It is a bit complicated. Actually there are two ways a class template can have a function friend.

For example, take this:

template <typename T>
void fun();

template <typename T>
class A
{
};

Then what do you want?

1. Or do you want that func<X>() be friend of A<Y> for any other Y?
2. Do you want that fun<X>() be friend of A<X> but not of A<Y>?

That is, should the function be able to access privater members of any specialization or only to the specialization of the same type.

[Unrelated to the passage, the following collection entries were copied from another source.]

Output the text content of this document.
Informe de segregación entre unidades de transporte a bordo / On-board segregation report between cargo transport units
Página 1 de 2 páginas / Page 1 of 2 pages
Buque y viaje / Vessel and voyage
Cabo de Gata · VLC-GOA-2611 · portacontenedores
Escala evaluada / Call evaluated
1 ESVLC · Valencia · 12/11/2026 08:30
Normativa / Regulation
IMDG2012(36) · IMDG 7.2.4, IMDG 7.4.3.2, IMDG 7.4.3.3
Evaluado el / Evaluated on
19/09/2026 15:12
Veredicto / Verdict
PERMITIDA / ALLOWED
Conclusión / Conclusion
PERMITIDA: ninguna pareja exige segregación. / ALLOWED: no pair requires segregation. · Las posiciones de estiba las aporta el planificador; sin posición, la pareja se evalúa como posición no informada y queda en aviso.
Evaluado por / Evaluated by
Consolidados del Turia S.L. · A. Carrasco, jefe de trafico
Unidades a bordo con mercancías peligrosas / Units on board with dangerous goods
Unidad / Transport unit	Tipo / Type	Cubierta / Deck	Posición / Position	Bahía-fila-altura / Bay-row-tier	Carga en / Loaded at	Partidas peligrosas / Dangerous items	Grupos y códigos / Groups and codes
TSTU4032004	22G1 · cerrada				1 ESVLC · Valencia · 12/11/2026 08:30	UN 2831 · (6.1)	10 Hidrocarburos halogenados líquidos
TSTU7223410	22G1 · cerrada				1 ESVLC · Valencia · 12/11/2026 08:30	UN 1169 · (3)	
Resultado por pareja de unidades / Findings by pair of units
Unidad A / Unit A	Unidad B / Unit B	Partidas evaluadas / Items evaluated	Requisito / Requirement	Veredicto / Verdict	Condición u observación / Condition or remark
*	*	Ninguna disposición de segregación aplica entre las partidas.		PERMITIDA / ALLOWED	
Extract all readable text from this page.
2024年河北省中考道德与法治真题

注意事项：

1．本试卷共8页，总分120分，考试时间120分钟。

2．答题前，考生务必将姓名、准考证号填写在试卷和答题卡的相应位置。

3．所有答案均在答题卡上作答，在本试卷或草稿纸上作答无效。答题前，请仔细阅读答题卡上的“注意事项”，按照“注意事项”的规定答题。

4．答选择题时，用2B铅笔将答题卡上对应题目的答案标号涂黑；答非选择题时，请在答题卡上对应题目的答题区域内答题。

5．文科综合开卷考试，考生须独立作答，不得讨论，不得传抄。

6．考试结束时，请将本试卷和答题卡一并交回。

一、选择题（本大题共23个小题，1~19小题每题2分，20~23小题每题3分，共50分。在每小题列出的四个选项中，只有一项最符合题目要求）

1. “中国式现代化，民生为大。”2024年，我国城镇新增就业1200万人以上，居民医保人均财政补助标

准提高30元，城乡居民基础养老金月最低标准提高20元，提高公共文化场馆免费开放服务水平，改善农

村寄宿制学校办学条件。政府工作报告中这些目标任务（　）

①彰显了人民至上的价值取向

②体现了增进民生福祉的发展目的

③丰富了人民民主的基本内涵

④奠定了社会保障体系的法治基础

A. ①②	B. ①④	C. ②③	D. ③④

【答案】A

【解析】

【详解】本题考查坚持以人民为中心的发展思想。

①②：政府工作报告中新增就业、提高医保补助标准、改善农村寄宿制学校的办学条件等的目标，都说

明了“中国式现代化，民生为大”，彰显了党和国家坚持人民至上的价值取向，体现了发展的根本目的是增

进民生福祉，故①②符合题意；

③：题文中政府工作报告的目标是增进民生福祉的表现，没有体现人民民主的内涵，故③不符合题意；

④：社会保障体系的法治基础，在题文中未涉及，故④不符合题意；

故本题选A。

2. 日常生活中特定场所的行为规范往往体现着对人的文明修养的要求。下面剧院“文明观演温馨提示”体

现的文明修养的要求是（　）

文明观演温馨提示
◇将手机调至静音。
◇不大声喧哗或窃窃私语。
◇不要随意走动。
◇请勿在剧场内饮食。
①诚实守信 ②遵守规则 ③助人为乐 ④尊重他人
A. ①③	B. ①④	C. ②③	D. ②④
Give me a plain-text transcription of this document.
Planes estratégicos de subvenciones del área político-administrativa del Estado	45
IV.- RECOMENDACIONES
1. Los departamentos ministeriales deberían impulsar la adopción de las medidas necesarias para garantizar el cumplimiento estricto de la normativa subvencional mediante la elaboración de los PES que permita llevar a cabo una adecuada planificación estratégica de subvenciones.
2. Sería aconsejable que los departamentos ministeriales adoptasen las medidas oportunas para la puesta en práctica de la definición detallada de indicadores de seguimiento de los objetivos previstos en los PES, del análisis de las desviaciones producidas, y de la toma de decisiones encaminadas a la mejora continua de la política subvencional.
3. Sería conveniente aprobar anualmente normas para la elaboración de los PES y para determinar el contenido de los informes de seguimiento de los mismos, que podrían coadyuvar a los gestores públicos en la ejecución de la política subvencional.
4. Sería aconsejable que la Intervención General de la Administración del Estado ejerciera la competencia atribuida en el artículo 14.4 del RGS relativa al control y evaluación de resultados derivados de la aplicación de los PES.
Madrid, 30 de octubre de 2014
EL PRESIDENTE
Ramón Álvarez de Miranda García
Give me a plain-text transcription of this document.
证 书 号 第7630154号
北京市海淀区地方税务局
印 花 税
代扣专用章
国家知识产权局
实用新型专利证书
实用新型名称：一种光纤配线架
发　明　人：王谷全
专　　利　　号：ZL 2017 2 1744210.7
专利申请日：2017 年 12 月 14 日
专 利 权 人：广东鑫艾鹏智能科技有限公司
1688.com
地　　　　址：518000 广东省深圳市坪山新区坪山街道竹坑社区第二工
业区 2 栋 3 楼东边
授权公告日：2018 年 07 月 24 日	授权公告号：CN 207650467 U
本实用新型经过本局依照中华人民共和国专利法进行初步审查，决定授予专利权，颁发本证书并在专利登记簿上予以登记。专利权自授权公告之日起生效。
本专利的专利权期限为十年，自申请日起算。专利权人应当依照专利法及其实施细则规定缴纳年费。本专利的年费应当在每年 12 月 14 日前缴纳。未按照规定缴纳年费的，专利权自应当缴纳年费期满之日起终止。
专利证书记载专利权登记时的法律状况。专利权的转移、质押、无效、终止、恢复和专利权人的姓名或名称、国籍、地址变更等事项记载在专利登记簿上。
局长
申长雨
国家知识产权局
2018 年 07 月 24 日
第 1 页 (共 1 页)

My guess is that you need option 2. The trick is that you must make friend of the function specialization so the template function must already exist: you have declare the template function first and then make it friend. Something like:

//first declare both function and class
template <typename T>
class A;
template <typename T>
void fun();

//Then define the class
template <typename T>
class A
{
    //A<T> is friend to fun<T>, the specializations must match.
    friend void fun<T>();
};

//And define the function
template <typename T>
void fun()
{
}

If what you want is option 1, then there is no need of the advanced declarations. Just:

template <typename T>
class A
{
    //A<T> is friend to fun<X>, T and X may be different
    template <class X>
    friend void fun();
};

That said, your code is a bit tricky to write because of the << and the >>:

template <class MYTYPE>
class MyClass;

template <class MYTYPE>
istream& operator>>(istream& X, MyClass<MYTYPE>& a);

template <class MYTYPE>
ostream& operator<<(ostream&, MyClass<MYTYPE>);

template <class MYTYPE>
class MyClass {
    // ....
    friend istream& operator>> <MYTYPE>(istream&, MyClass<MYTYPE>&);
    friend ostream& operator<< <MYTYPE>(ostream&, MyClass<MYTYPE>);
};